The book of strange new things in The Book Of Strange New Things is the bible. And in many ways this story is written like a gospel. The gospel according to Peter, our protagonist who travels light years to act as preacher to the native population of ‘Oasis’, a distant planet being colonised by a shadowy corporation.
We have the creation of a church, in both the congregation and the physical building sense; we have a period of temptation in the desert, and even a resurrection of sorts. (I can’t seem to get away from them at the moment in the books I’m reading).
Many of the ‘Oasans’ embrace Christianity wholeheartedly, for reasons we don’t fully understand until the end of the book. And what struck me is how unusual it is to read such a sympathetic depiction of Christianity in fiction. Maybe it’s just in the books that I read. But corruption within large religious institutions, and church authority figures abusing their power, seem much more frequently visited and attractive literary fare than well-intentioned Christian people with real faith.

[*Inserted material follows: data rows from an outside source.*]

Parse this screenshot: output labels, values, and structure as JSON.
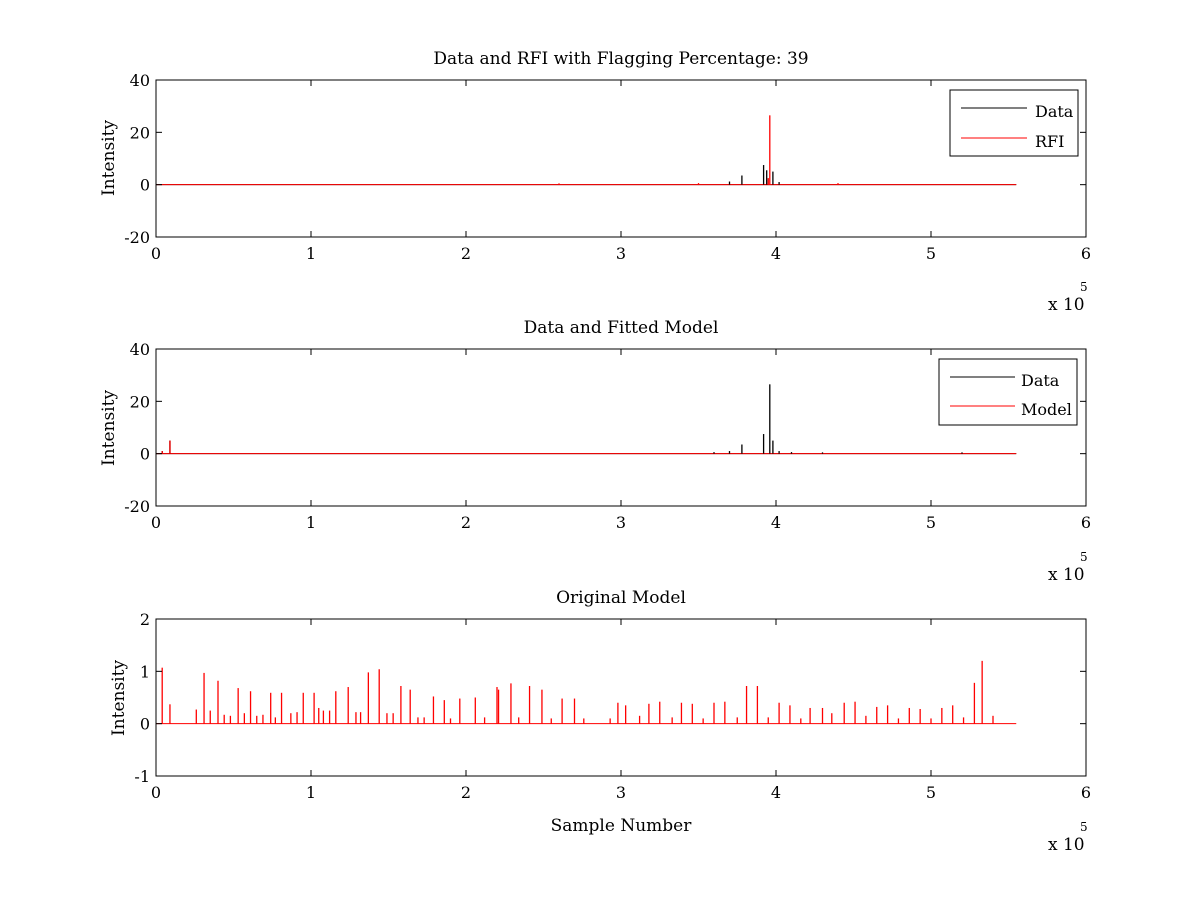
{
  "chart_data": [
    {
      "type": "line",
      "title": "Data and RFI with Flagging Percentage: 39",
      "xlabel": "",
      "ylabel": "Intensity",
      "xlim": [
        0,
        6
      ],
      "ylim": [
        -20,
        40
      ],
      "x_multiplier": "x 10",
      "x_multiplier_exp": "5",
      "xticks": [
        0,
        1,
        2,
        3,
        4,
        5,
        6
      ],
      "yticks": [
        -20,
        0,
        20,
        40
      ],
      "data_end_x": 5.55,
      "legend": {
        "position": "top-right",
        "entries": [
          "Data",
          "RFI"
        ]
      },
      "series": [
        {
          "name": "Data",
          "color": "#000000",
          "spikes": [
            {
              "x": 3.78,
              "y": 3.5
            },
            {
              "x": 3.92,
              "y": 7.5
            },
            {
              "x": 3.94,
              "y": 5.5
            },
            {
              "x": 3.98,
              "y": 5.0
            },
            {
              "x": 4.02,
              "y": 1.0
            },
            {
              "x": 3.7,
              "y": 1.2
            }
          ]
        },
        {
          "name": "RFI",
          "color": "#ff0000",
          "spikes": [
            {
              "x": 3.96,
              "y": 26.5
            },
            {
              "x": 3.95,
              "y": 2.5
            },
            {
              "x": 4.4,
              "y": 0.6
            },
            {
              "x": 2.6,
              "y": 0.5
            },
            {
              "x": 3.5,
              "y": 0.6
            }
          ]
        }
      ]
    },
    {
      "type": "line",
      "title": "Data and Fitted Model",
      "xlabel": "",
      "ylabel": "Intensity",
      "xlim": [
        0,
        6
      ],
      "ylim": [
        -20,
        40
      ],
      "x_multiplier": "x 10",
      "x_multiplier_exp": "5",
      "xticks": [
        0,
        1,
        2,
        3,
        4,
        5,
        6
      ],
      "yticks": [
        -20,
        0,
        20,
        40
      ],
      "data_end_x": 5.55,
      "legend": {
        "position": "top-right",
        "entries": [
          "Data",
          "Model"
        ]
      },
      "series": [
        {
          "name": "Data",
          "color": "#000000",
          "spikes": [
            {
              "x": 3.96,
              "y": 26.5
            },
            {
              "x": 3.92,
              "y": 7.5
            },
            {
              "x": 3.78,
              "y": 3.5
            },
            {
              "x": 3.98,
              "y": 5.0
            },
            {
              "x": 4.02,
              "y": 1.0
            },
            {
              "x": 3.7,
              "y": 1.0
            },
            {
              "x": 0.09,
              "y": 5.0
            },
            {
              "x": 0.04,
              "y": 1.0
            },
            {
              "x": 3.6,
              "y": 0.6
            },
            {
              "x": 4.1,
              "y": 0.6
            },
            {
              "x": 4.3,
              "y": 0.5
            },
            {
              "x": 5.2,
              "y": 0.5
            }
          ]
        },
        {
          "name": "Model",
          "color": "#ff0000",
          "spikes": [
            {
              "x": 0.09,
              "y": 5.0
            },
            {
              "x": 0.04,
              "y": 1.0
            }
          ]
        }
      ]
    },
    {
      "type": "line",
      "title": "Original Model",
      "xlabel": "Sample Number",
      "ylabel": "Intensity",
      "xlim": [
        0,
        6
      ],
      "ylim": [
        -1,
        2
      ],
      "x_multiplier": "x 10",
      "x_multiplier_exp": "5",
      "xticks": [
        0,
        1,
        2,
        3,
        4,
        5,
        6
      ],
      "yticks": [
        -1,
        0,
        1,
        2
      ],
      "data_end_x": 5.55,
      "series": [
        {
          "name": "Model",
          "color": "#ff0000",
          "spikes": [
            {
              "x": 0.04,
              "y": 1.07
            },
            {
              "x": 0.09,
              "y": 0.37
            },
            {
              "x": 0.26,
              "y": 0.27
            },
            {
              "x": 0.31,
              "y": 0.97
            },
            {
              "x": 0.35,
              "y": 0.25
            },
            {
              "x": 0.4,
              "y": 0.82
            },
            {
              "x": 0.44,
              "y": 0.17
            },
            {
              "x": 0.48,
              "y": 0.15
            },
            {
              "x": 0.53,
              "y": 0.68
            },
            {
              "x": 0.57,
              "y": 0.2
            },
            {
              "x": 0.61,
              "y": 0.62
            },
            {
              "x": 0.65,
              "y": 0.15
            },
            {
              "x": 0.69,
              "y": 0.17
            },
            {
              "x": 0.74,
              "y": 0.59
            },
            {
              "x": 0.77,
              "y": 0.12
            },
            {
              "x": 0.81,
              "y": 0.59
            },
            {
              "x": 0.87,
              "y": 0.2
            },
            {
              "x": 0.91,
              "y": 0.22
            },
            {
              "x": 0.95,
              "y": 0.59
            },
            {
              "x": 1.02,
              "y": 0.59
            },
            {
              "x": 1.05,
              "y": 0.3
            },
            {
              "x": 1.08,
              "y": 0.25
            },
            {
              "x": 1.12,
              "y": 0.25
            },
            {
              "x": 1.16,
              "y": 0.62
            },
            {
              "x": 1.24,
              "y": 0.7
            },
            {
              "x": 1.29,
              "y": 0.22
            },
            {
              "x": 1.32,
              "y": 0.22
            },
            {
              "x": 1.37,
              "y": 0.98
            },
            {
              "x": 1.44,
              "y": 1.04
            },
            {
              "x": 1.49,
              "y": 0.2
            },
            {
              "x": 1.53,
              "y": 0.2
            },
            {
              "x": 1.58,
              "y": 0.72
            },
            {
              "x": 1.64,
              "y": 0.65
            },
            {
              "x": 1.69,
              "y": 0.12
            },
            {
              "x": 1.73,
              "y": 0.12
            },
            {
              "x": 1.79,
              "y": 0.52
            },
            {
              "x": 1.86,
              "y": 0.45
            },
            {
              "x": 1.9,
              "y": 0.1
            },
            {
              "x": 1.96,
              "y": 0.48
            },
            {
              "x": 2.06,
              "y": 0.5
            },
            {
              "x": 2.12,
              "y": 0.12
            },
            {
              "x": 2.2,
              "y": 0.7
            },
            {
              "x": 2.21,
              "y": 0.65
            },
            {
              "x": 2.29,
              "y": 0.77
            },
            {
              "x": 2.34,
              "y": 0.12
            },
            {
              "x": 2.41,
              "y": 0.72
            },
            {
              "x": 2.49,
              "y": 0.65
            },
            {
              "x": 2.55,
              "y": 0.1
            },
            {
              "x": 2.62,
              "y": 0.48
            },
            {
              "x": 2.7,
              "y": 0.48
            },
            {
              "x": 2.76,
              "y": 0.1
            },
            {
              "x": 2.93,
              "y": 0.1
            },
            {
              "x": 2.98,
              "y": 0.4
            },
            {
              "x": 3.03,
              "y": 0.35
            },
            {
              "x": 3.12,
              "y": 0.15
            },
            {
              "x": 3.18,
              "y": 0.38
            },
            {
              "x": 3.25,
              "y": 0.42
            },
            {
              "x": 3.33,
              "y": 0.12
            },
            {
              "x": 3.39,
              "y": 0.4
            },
            {
              "x": 3.46,
              "y": 0.38
            },
            {
              "x": 3.53,
              "y": 0.1
            },
            {
              "x": 3.6,
              "y": 0.4
            },
            {
              "x": 3.67,
              "y": 0.42
            },
            {
              "x": 3.75,
              "y": 0.12
            },
            {
              "x": 3.81,
              "y": 0.72
            },
            {
              "x": 3.88,
              "y": 0.72
            },
            {
              "x": 3.95,
              "y": 0.12
            },
            {
              "x": 4.02,
              "y": 0.4
            },
            {
              "x": 4.09,
              "y": 0.35
            },
            {
              "x": 4.16,
              "y": 0.1
            },
            {
              "x": 4.22,
              "y": 0.3
            },
            {
              "x": 4.3,
              "y": 0.3
            },
            {
              "x": 4.36,
              "y": 0.2
            },
            {
              "x": 4.44,
              "y": 0.4
            },
            {
              "x": 4.51,
              "y": 0.42
            },
            {
              "x": 4.58,
              "y": 0.15
            },
            {
              "x": 4.65,
              "y": 0.32
            },
            {
              "x": 4.72,
              "y": 0.35
            },
            {
              "x": 4.79,
              "y": 0.1
            },
            {
              "x": 4.86,
              "y": 0.3
            },
            {
              "x": 4.93,
              "y": 0.28
            },
            {
              "x": 5.0,
              "y": 0.1
            },
            {
              "x": 5.07,
              "y": 0.3
            },
            {
              "x": 5.14,
              "y": 0.35
            },
            {
              "x": 5.21,
              "y": 0.12
            },
            {
              "x": 5.28,
              "y": 0.78
            },
            {
              "x": 5.33,
              "y": 1.2
            },
            {
              "x": 5.4,
              "y": 0.15
            }
          ]
        }
      ]
    }
  ]
}
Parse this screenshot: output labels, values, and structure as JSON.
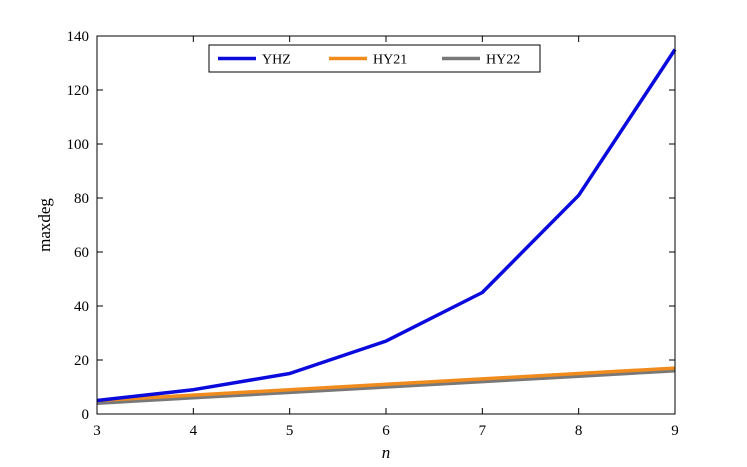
{
  "chart_data": {
    "type": "line",
    "xlabel": "n",
    "ylabel": "maxdeg",
    "xlim": [
      3,
      9
    ],
    "ylim": [
      0,
      140
    ],
    "xticks": [
      3,
      4,
      5,
      6,
      7,
      8,
      9
    ],
    "yticks": [
      0,
      20,
      40,
      60,
      80,
      100,
      120,
      140
    ],
    "grid": false,
    "legend_position": "top-center",
    "x": [
      3,
      4,
      5,
      6,
      7,
      8,
      9
    ],
    "series": [
      {
        "name": "YHZ",
        "color": "#0a0adc",
        "values": [
          5,
          9,
          15,
          27,
          45,
          81,
          135
        ]
      },
      {
        "name": "HY21",
        "color": "#f08c1e",
        "values": [
          5,
          7,
          9,
          11,
          13,
          15,
          17
        ]
      },
      {
        "name": "HY22",
        "color": "#787878",
        "values": [
          4,
          6,
          8,
          10,
          12,
          14,
          16
        ]
      }
    ]
  }
}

That’s not to say that Faber depicts his Christians without flaws. Peter begins as an emotionally generous, vulnerable and kind preacher and husband, who is occasionally insufferably smug. And ends up being largely insufferably smug and self-absorbed, with the occasional moment of generosity and kindness.
Peter’s wife Bea has remained back on a troubled and violent Earth, and the only communication between them is essentially email with no attachments allowed. What emerges through these epistles is that this book is really about language; specifically the limitations of language in our communication with each other, and in expressing what it is we really mean. When we can’t see each other, or indeed when we’re talking to an alien with no discernible features, words are often insufficient. In the beginning was the word. But the word isn’t enough.
Interestingly for someone who is so beautifully in command of English, Faber covers a whole spectrum of communication problems in this book, from the great challenge of conversing with an alien race that has no faces and no vocal chords, to the inadequacy of words to describe what God means to different people, to a husband and wife annoying each other with poorly chosen phrases in emails.
I don’t know if it’s relevant that Faber writes in English, which is not his mother tongue. Using another language does open you up to the way we construct our surroundings through words; when I lived in Italy I experienced myself that the more of the language I learned, the more of the culture I understood. This doesn’t happen with your first language; your mother tongue ‘just is’, rather than illuminating the role that language plays in a distinctive way of seeing the world. Language is imperfect, so it can never convey what actually is, just a version of it. And the version conveyed is different in each different language.
Reading this book is like dreaming whilst awake. The pace is slow and steady, with a mesmerising quality that creeps up on you. The star of the show is Faber’s completely convincing, and completely engrossing, creation of the strange new world on Oasis. While I didn’t particularly warm to any of the individual characters, this is one of those books where just being in that world is enough to make nearly 600 pages whip by.
The Book Of Strange New Things is a gentle tale of God, language, and the limitations of both. Impressive stuff. But even if all you take away is a renewed appreciation for the importance of thinking carefully before you press send on that email, it’s still worth a read.